From: <ant...@gm...> - 2007-10-23 23:09:57
|
Keith R. Bennett pisze: > > Hello. > > I'm Keith Bennett, a member of the Tika team > (http://incubator.apache.org/projects/tika.html), and am interested in > learning more about Aperture. Aperture's scope is much broader than > Tika's, including far more than document parsing. > > I'd like to see how Aperture would do the same task as Tika, even > though that would be using just part of its functionality. > > To do this, I looked at the sample class at > http://aperture.sourceforge.net/tutorial/extractors.html, but could > not get it to compile successfully. Could the example be updated (for > example, to include the correct import statements) so that it is in a > compilable state? (Or am I doing something wrong?) ? I am getting > two errors: > > * DATA cannot be found. > * new RepositoryModel(false); fails because there is apparently no > (boolean) constructor. I've updated the wikipage example and added it to the SVN. It does compile.
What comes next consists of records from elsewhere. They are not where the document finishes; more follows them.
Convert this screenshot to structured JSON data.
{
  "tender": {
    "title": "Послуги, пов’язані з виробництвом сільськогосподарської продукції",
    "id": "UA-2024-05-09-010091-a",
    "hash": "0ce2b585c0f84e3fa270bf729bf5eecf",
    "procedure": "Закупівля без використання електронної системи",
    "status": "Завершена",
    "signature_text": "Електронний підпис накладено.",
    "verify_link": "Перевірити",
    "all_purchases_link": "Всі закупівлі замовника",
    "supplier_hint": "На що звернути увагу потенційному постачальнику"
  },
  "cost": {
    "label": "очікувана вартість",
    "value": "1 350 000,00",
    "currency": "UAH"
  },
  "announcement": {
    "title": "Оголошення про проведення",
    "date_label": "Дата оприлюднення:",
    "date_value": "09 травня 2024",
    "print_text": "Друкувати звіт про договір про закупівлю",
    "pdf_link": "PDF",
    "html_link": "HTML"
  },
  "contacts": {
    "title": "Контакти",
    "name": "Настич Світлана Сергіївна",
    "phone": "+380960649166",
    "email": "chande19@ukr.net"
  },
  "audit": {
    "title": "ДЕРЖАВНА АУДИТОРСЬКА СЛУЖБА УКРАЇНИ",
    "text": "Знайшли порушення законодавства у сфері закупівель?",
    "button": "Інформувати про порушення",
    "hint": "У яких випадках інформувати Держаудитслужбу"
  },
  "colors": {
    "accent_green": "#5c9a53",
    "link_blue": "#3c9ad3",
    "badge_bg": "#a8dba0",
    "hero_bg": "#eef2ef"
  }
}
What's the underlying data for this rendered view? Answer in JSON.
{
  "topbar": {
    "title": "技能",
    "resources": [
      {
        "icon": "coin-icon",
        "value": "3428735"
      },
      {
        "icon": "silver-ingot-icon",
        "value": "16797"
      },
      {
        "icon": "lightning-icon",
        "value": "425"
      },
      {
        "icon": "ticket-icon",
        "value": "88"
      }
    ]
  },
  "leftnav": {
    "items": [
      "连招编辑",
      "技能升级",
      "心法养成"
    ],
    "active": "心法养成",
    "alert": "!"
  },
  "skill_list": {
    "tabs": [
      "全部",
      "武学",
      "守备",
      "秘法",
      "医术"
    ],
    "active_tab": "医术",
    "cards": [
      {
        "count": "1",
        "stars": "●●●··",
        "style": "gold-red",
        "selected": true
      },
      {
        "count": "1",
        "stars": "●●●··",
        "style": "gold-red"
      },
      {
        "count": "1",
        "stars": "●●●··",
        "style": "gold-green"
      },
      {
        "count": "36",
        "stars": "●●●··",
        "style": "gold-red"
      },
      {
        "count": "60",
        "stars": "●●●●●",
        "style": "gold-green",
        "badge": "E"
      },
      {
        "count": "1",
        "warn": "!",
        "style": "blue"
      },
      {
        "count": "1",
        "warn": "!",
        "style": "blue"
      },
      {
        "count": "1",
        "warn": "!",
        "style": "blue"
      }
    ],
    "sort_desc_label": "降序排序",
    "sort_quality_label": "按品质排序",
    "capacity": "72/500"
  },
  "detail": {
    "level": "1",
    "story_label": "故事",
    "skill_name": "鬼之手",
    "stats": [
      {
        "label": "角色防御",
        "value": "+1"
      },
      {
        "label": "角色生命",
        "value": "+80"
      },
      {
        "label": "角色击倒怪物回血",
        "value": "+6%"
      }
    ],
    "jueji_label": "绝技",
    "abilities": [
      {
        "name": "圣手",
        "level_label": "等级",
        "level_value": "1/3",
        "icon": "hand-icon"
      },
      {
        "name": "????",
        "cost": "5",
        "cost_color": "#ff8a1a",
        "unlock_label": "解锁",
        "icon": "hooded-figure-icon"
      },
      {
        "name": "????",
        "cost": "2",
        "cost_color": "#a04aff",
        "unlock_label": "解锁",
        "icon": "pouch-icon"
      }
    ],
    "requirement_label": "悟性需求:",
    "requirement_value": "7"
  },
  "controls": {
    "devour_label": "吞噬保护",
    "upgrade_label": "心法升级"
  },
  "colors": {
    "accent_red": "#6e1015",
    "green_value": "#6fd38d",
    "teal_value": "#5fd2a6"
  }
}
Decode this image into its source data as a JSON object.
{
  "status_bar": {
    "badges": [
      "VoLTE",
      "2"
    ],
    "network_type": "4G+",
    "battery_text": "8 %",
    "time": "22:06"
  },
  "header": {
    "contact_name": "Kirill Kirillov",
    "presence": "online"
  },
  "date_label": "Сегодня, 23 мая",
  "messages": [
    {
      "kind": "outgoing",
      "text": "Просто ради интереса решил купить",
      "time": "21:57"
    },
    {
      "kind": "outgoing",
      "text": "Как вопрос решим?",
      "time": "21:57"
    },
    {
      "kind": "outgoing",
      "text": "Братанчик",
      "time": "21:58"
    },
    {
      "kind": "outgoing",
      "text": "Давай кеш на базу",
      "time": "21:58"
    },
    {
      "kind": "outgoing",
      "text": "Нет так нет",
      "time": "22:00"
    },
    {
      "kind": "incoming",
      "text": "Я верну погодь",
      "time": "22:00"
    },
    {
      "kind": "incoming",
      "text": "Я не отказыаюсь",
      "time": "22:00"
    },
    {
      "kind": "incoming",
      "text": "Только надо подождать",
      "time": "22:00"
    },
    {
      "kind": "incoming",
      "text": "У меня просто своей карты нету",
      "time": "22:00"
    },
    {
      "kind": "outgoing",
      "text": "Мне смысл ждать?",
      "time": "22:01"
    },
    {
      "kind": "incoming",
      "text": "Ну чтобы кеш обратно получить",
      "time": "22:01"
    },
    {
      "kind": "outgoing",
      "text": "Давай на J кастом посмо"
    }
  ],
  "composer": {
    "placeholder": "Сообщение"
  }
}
See [1] > Or is there a better way to test Aperture's document parsing > functionality? I want to be able to pass it a URL or InputStream and > get the parse results. > You may also try out the fileinspector example application. The easiest way to do so is to 1. checkout the latest trunk 2. type 'ant testbuild' 3. go to the bin folder 4. type 'fileinspector' Then you'll be able to see the output aperture produces for various files. The full text extracted from a file is stored in the RDFContainer as a value of the nie:plainTextContent property. Antoni Myłka ant...@gm... [1] <http://aperture.svn.sourceforge.net/viewvc/aperture/trunk/aperture/src/examples/org/semanticdesktop/aperture/examples/tutorials/ExtractorExample.java?view=markup> |